Aynı zamanda, ABD insan hakları sicili veya otoriterliğe yönelik eğilim, en ufak bir entelektüel incelemeye dayanamaz. Ülkenin dört bir yanındaki eyaletler, işçilere adil bir şekilde ödeme yapmak yerine çocuk işçileri işe almak için yasal çalışma yaşını düşürmeye yönelik yasalar çıkarıyor. ABD Savunma Bakanlığı, Rusya’ya karşı açtığı davada Amerikalıların yargılanmasına yol açacağı korkusuyla Uluslararası Ceza Mahkemesi’nden (ICC) gelen delilleri saklıyor. Ve Sam Amca durmaksızın ifade özgürlüğüne baskı yapıyor, hatta gerçekten sizinki gibi insanları Orwellvari kara listelere koyuyor.
Batı Asya ülkelerinin, Batılı sömürgecilerin yüzyıllardır süren böl ve yönet yönetimine son vermesi iyi bir şey. Kararlılık özgürlüğüne ve insani gelişmeye inanan herkes, makul bir ahlaki yapıya sahip çoğu insanın iyi olduğu konusunda hemfikir olacağı şeyler, Batı Asya entegrasyonunun dünya için iyi bir şey olduğu konusunda makul bir şekilde hemfikir olmalıdır. BM tarafından tanınan bir hükümetin normalleşmesi konusunda silahlanan halk, tarihin yanlış tarafında.
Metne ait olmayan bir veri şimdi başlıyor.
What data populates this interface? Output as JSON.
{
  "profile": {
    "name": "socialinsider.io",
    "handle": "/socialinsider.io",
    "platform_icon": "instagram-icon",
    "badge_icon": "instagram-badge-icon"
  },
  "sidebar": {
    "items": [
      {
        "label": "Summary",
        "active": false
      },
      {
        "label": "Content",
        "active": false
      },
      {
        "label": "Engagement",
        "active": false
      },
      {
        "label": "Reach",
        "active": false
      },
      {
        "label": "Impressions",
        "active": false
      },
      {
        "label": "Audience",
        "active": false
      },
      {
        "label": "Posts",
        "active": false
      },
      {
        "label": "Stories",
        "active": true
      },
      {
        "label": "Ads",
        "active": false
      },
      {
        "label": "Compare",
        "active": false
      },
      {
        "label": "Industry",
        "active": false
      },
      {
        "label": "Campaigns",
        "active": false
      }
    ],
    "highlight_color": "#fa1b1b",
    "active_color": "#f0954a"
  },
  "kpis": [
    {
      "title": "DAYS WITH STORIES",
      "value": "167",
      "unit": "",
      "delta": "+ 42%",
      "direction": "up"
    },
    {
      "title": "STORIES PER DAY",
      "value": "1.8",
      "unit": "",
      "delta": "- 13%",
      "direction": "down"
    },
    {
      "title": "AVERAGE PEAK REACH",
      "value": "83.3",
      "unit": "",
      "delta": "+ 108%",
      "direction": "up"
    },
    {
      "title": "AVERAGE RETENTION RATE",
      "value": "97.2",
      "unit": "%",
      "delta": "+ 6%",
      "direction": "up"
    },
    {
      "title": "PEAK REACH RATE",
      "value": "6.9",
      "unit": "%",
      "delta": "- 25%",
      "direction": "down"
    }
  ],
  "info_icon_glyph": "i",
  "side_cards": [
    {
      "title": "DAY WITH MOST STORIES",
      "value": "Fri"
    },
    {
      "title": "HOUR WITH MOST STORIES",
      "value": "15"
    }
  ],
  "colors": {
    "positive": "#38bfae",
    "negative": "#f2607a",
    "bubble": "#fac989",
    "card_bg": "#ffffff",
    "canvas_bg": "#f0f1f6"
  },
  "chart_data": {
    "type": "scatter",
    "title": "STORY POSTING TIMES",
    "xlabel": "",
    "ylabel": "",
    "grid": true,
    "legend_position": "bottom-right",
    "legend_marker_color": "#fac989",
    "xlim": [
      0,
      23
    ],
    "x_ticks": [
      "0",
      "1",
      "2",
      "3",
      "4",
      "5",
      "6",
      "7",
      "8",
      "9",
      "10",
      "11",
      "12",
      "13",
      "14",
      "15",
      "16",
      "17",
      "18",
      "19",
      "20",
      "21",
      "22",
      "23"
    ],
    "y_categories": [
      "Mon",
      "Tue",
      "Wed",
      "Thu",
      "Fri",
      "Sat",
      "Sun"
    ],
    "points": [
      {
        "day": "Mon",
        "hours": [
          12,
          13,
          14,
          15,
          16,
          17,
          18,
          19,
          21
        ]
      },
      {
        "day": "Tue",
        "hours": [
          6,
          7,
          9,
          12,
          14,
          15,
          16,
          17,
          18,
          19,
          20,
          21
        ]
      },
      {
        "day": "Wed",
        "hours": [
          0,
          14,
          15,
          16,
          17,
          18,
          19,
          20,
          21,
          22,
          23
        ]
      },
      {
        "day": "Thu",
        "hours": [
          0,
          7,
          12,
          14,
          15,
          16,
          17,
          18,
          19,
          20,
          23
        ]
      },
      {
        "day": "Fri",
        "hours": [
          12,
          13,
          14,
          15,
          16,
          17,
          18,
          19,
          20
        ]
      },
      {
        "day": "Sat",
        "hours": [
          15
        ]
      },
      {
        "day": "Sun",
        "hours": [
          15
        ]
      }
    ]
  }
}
Sade ve basit.
Eğer bu kaçınılmaz olarak Washington’un ya Şam’a yönelik canice yaptırımlarından vazgeçmek zorunda kalacağı ya da alternatif olarak, tek taraflı yaptırımlarını atlattığı için her Batı Asya ülkesine yaptırım uygulayacağı -böylece kendini tamamen tecrit edeceği- bir duruma yol açarsa, o zaman bu muazzam bir şey olur. Suriye kendi geleceğine karar verme, uluslararası diplomasi ve ticarete katılma ve kendi kalkınma yolunu seçme hakkına sahiptir. Ve görünüşe göre Batı Asya’daki büyük oyuncular, Washington’un parmağını sallamasına rağmen artık bunun doğru olduğu konusunda hemfikir.
Bu sütunda ifade edilen ifadeler, görüşler ve görüşler yalnızca yazara aittir ve RT’ninkileri yansıtması gerekmez.